愛していた気持ちは変わらないと思うから。
+ 欠けた愛と記憶の先に +
住宅街の外れにある一軒家。
人の姿をあまり見ることなく、渡された紙に記された住所に到着した。
静寂。
通り過ぎる風の音さえ聞こえてきそうな、そんな静けさ。
植え込みを見れば、最近は手入れされていないのか、雑草が目立っている。
窮屈そうに可憐な花が花弁を揺らしていたのが気にかかった。
ルイスの記憶の欠落が生活上に影響を与えているのだろう。
インターホンを押し、ようやく人の気配があるのが分かった。
ガラスの填め込まれた扉に人影が映る。
「はい……?」
そういって現れたのは、金髪緑瞳の女性。
「あんたがアリシア?」
「はい、そうです」
志郎の問いに頷き、少し不安げな表情で見上げた。
なかなか戻ってこないアリシアを心配したのだろう、同じ容姿をした女性が2人、やってくる。
志郎の後ろに居る3人の人物に、3人のアリシアは身を寄せ合う。
「並ばれると分からねぇ……」
思わず呟く志郎。
「今は3人だけ……?」
アンジェは、同じ雰囲気を持つアリシアだけなのを不思議そうに訊ねた。
「ええ、今は買い物に出かけているの」
「ん……? てことは普通に会話してるのか? あんたらは」
「はい。あの子もアリシアですから」
3人は4人目のアリシアも同じ存在で、4人あわせて1人という感覚なのだろう。
その内の1人が、この3人を消してしまおうと考えているとは思いもしないのだろう。
「とはいえ、今の状態がおかしいのは分かっているのだろう?」
シャノンは一人一人と目線を合わせる。
「それは……」
右側にいたアリシアが躊躇いながらも呟く。
「あたしたちはそれを解決に来たの」
アンジェが花が綻ぶ様な笑顔で安心させる。
「ひとまず中で話させてくれないか?」
どこか人懐っこい笑みを浮かべるノルンに3人は警戒心を僅かに解いたのか、招き入れた。
+++
「ちょっと、それぞれ違う格好をしてみてくれ」
志郎に言われ、それじゃあとデザインの違うエプロンを着ける。
春、夏、秋の花のモチーフが刺繍されたエプロンだ。
右から順番に並んで椅子に座って貰う。
みんな同じ顔、同じ顔、同じ思考をしているから区別する為に。
買い物に行っている4人目のアリシアは冬の花のエプロンで暫定。
彼女達に向かい合う様に座り、様子を窺う。
「ルイスはいるのか?」
シャノンの問いに春のアリシアが頷く。夏のアリシアはティーカップに紅茶を淹れている。

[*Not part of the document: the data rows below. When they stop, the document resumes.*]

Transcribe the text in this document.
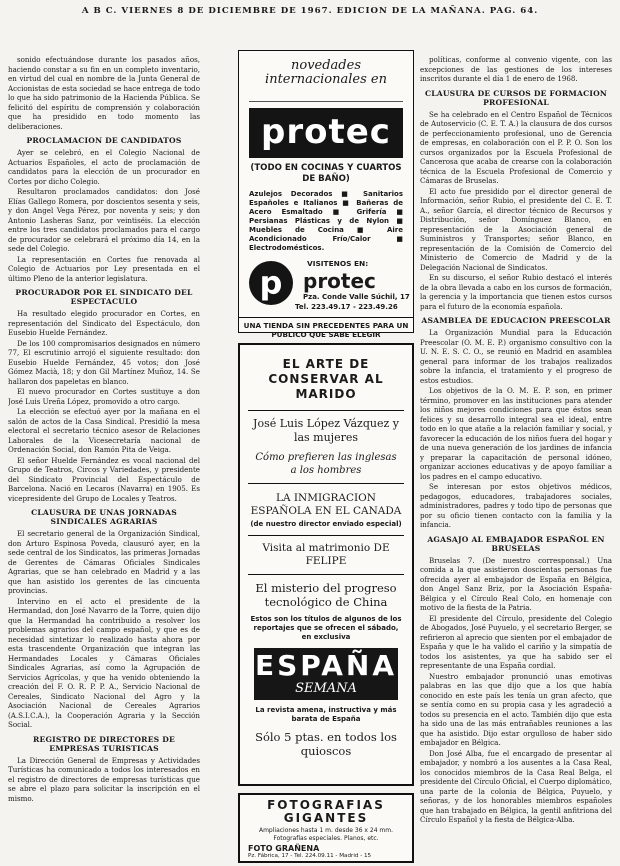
A B C. VIERNES 8 DE DICIEMBRE DE 1967. EDICION DE LA MAÑANA. PAG. 64.

sonido efectuándose durante los pasados años, haciendo constar a su fin en un completo inventario, en virtud del cual en nombre de la Junta General de Accionistas de esta sociedad se hace entrega de todo lo que ha sido patrimonio de la Hacienda Pública. Se felicitó del espíritu de comprensión y colaboración que ha presidido en todo momento las deliberaciones.

PROCLAMACION DE CANDIDATOS

Ayer se celebró, en el Colegio Nacional de Actuarios Españoles, el acto de proclamación de candidatos para la elección de un procurador en Cortes por dicho Colegio.

Resultaron proclamados candidatos: don José Elías Gallego Romera, por doscientos sesenta y seis, y don Angel Vega Pérez, por noventa y seis; y don Antonio Lasheras Sanz, por veintiséis. La elección entre los tres candidatos proclamados para el cargo de procurador se celebrará el próximo día 14, en la sede del Colegio.

La representación en Cortes fue renovada al Colegio de Actuarios por Ley presentada en el último Pleno de la anterior legislatura.

PROCURADOR POR EL SINDICATO DEL ESPECTACULO

Ha resultado elegido procurador en Cortes, en representación del Sindicato del Espectáculo, don Eusebio Huelde Fernández.

De los 100 compromisarios designados en número 77, El escrutinio arrojó el siguiente resultado: don Eusebio Huelde Fernández, 45 votos; don José Gómez Macià, 18; y don Gil Martínez Muñoz, 14. Se hallaron dos papeletas en blanco.

El nuevo procurador en Cortes sustituye a don José Luis Ureña López, promovido a otro cargo.

La elección se efectuó ayer por la mañana en el salón de actos de la Casa Sindical. Presidió la mesa electoral el secretario técnico asesor de Relaciones Laborales de la Vicesecretaría nacional de Ordenación Social, don Ramón Pita de Veiga.

El señor Huelde Fernández es vocal nacional del Grupo de Teatros, Circos y Variedades, y presidente del Sindicato Provincial del Espectáculo de Barcelona. Nació en Lecaros (Navarra) en 1905. Es vicepresidente del Grupo de Locales y Teatros.

CLAUSURA DE UNAS JORNADAS SINDICALES AGRARIAS

El secretario general de la Organización Sindical, don Arturo Espinosa Poveda, clausuró ayer, en la sede central de los Sindicatos, las primeras Jornadas de Gerentes de Cámaras Oficiales Sindicales Agrarias, que se han celebrado en Madrid y a las que han asistido los gerentes de las cincuenta provincias.

Intervino en el acto el presidente de la Hermandad, don José Navarro de la Torre, quien dijo que la Hermandad ha contribuido a resolver los problemas agrarios del campo español, y que es de necesidad sintetizar lo realizado hasta ahora por esta trascendente Organización que integran las Hermandades Locales y Cámaras Oficiales Sindicales Agrarias, así como la Agrupación de Servicios Agrícolas, y que ha venido obteniendo la creación del F. O. R. P. P. A., Servicio Nacional de Cereales, Sindicato Nacional del Agro y la Asociación Nacional de Cereales Agrarios (A.S.I.C.A.), la Cooperación Agraria y la Sección Social.

REGISTRO DE DIRECTORES DE EMPRESAS TURISTICAS

La Dirección General de Empresas y Actividades Turísticas ha comunicado a todos los interesados en el registro de directores de empresas turísticas que se abre el plazo para solicitar la inscripción en el mismo.

novedades internacionales en
protec
(TODO EN COCINAS Y CUARTOS DE BAÑO)
Azulejos Decorados ■ Sanitarios Españoles e Italianos ■ Bañeras de Acero Esmaltado ■ Grifería ■ Persianas Plásticas y de Nylon ■ Muebles de Cocina ■ Aire Acondicionado Frío/Calor ■ Electrodomésticos.
p
VISITENOS EN:
protec
Pza. Conde Valle Súchil, 17
Tel. 223.49.17 - 223.49.26
UNA TIENDA SIN PRECEDENTES PARA UN PUBLICO QUE SABE ELEGIR
EL ARTE DE CONSERVAR AL MARIDO
José Luis López Vázquez y las mujeres
Cómo prefieren las inglesas a los hombres
LA INMIGRACION ESPAÑOLA EN EL CANADA
(de nuestro director enviado especial)
Visita al matrimonio DE FELIPE
El misterio del progreso tecnológico de China
Estos son los títulos de algunos de los reportajes que se ofrecen el sábado, en exclusiva
ESPAÑA
SEMANA
La revista amena, instructiva y más barata de España
Sólo 5 ptas. en todos los quioscos
FOTOGRAFIAS
GIGANTES
Ampliaciones hasta 1 m. desde 36 x 24 mm. Fotografías especiales. Planos, etc.
FOTO GRAÑENA
Pz. Fábrica, 17 - Tel. 224.09.11 - Madrid - 15

políticas, conforme al convenio vigente, con las excepciones de las gestiones de los intereses inscritos durante el día 1 de enero de 1968.

CLAUSURA DE CURSOS DE FORMACION PROFESIONAL

Se ha celebrado en el Centro Español de Técnicos de Autoservicio (C. E. T. A.) la clausura de dos cursos de perfeccionamiento profesional, uno de Gerencia de empresas, en colaboración con el P. P. O. Son los cursos organizados por la Escuela Profesional de Cancerosa que acaba de crearse con la colaboración técnica de la Escuela Profesional de Comercio y Cámaras de Bruselas.

El acto fue presidido por el director general de Información, señor Rubio, el presidente del C. E. T. A., señor García, el director técnico de Recursos y Distribución, señor Domínguez Blanco, en representación de la Asociación general de Suministros y Transportes; señor Blanco, en representación de la Comisión de Comercio del Ministerio de Comercio de Madrid y de la Delegación Nacional de Sindicatos.

En su discurso, el señor Rubio destacó el interés de la obra llevada a cabo en los cursos de formación, la gerencia y la importancia que tienen estos cursos para el futuro de la economía española.

ASAMBLEA DE EDUCACION PREESCOLAR

La Organización Mundial para la Educación Preescolar (O. M. E. P.) organismo consultivo con la U. N. E. S. C. O., se reunió en Madrid en asamblea general para informar de los trabajos realizados sobre la infancia, el tratamiento y el progreso de estos estudios.

Los objetivos de la O. M. E. P. son, en primer término, promover en las instituciones para atender los niños mejores condiciones para que éstos sean felices y su desarrollo integral sea el ideal, entre todo en lo que atañe a la relación familiar y social, y favorecer la educación de los niños fuera del hogar y de una nueva generación de los jardines de infancia y preparar la capacitación de personal idóneo, organizar acciones educativas y de apoyo familiar a los padres en el campo educativo.

Se interesan por estos objetivos médicos, pedagogos, educadores, trabajadores sociales, administradores, padres y todo tipo de personas que por su oficio tienen contacto con la familia y la infancia.

AGASAJO AL EMBAJADOR ESPAÑOL EN BRUSELAS

Bruselas 7. (De nuestro corresponsal.) Una comida a la que asistieron doscientas personas fue ofrecida ayer al embajador de España en Bélgica, don Angel Sanz Briz, por la Asociación España-Bélgica y el Círculo Real Colo, en homenaje con motivo de la fiesta de la Patria.

El presidente del Círculo, presidente del Colegio de Abogados, José Puyuelo, y el secretario Berger, se refirieron al aprecio que sienten por el embajador de España y que le ha valido el cariño y la simpatía de todos los asistentes, ya que ha sabido ser el representante de una España cordial.

Nuestro embajador pronunció unas emotivas palabras en las que dijo que a los que había conocido en este país les tenía un gran afecto, que se sentía como en su propia casa y les agradeció a todos su presencia en el acto. También dijo que esta ha sido una de las más entrañables reuniones a las que ha asistido. Dijo estar orgulloso de haber sido embajador en Bélgica.

Don José Alba, fue el encargado de presentar al embajador, y nombró a los ausentes a la Casa Real, los conocidos miembros de la Casa Real Belga, el presidente del Círculo Oficial, el Cuerpo diplomático, una parte de la colonia de Bélgica, Puyuelo, y señoras, y de los honorables miembros españoles que han trabajado en Bélgica, la gentil anfitriona del Círculo Español y la fiesta de Bélgica-Alba.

「今は寝室で眠っています。夜になれば起きてくると思いますけれど……」
すっかり昼夜正反対の生活サイクルとなっているようだ。
「そうか……。起こして貰うか?」
「先にこの子たちから話を聞いてからの方がいいな」
ノルンが言うと、アンジェも頷く。
「そうだな、一つ一つ片付けていくか」
いつ4人目のアリシアが戻ってくるか分からない。
直ぐに襲われもせず、この3人とごく普通に会話していたとなると、3人とはルイスに愛されたアリシアとして同じ存在だと思っているのか。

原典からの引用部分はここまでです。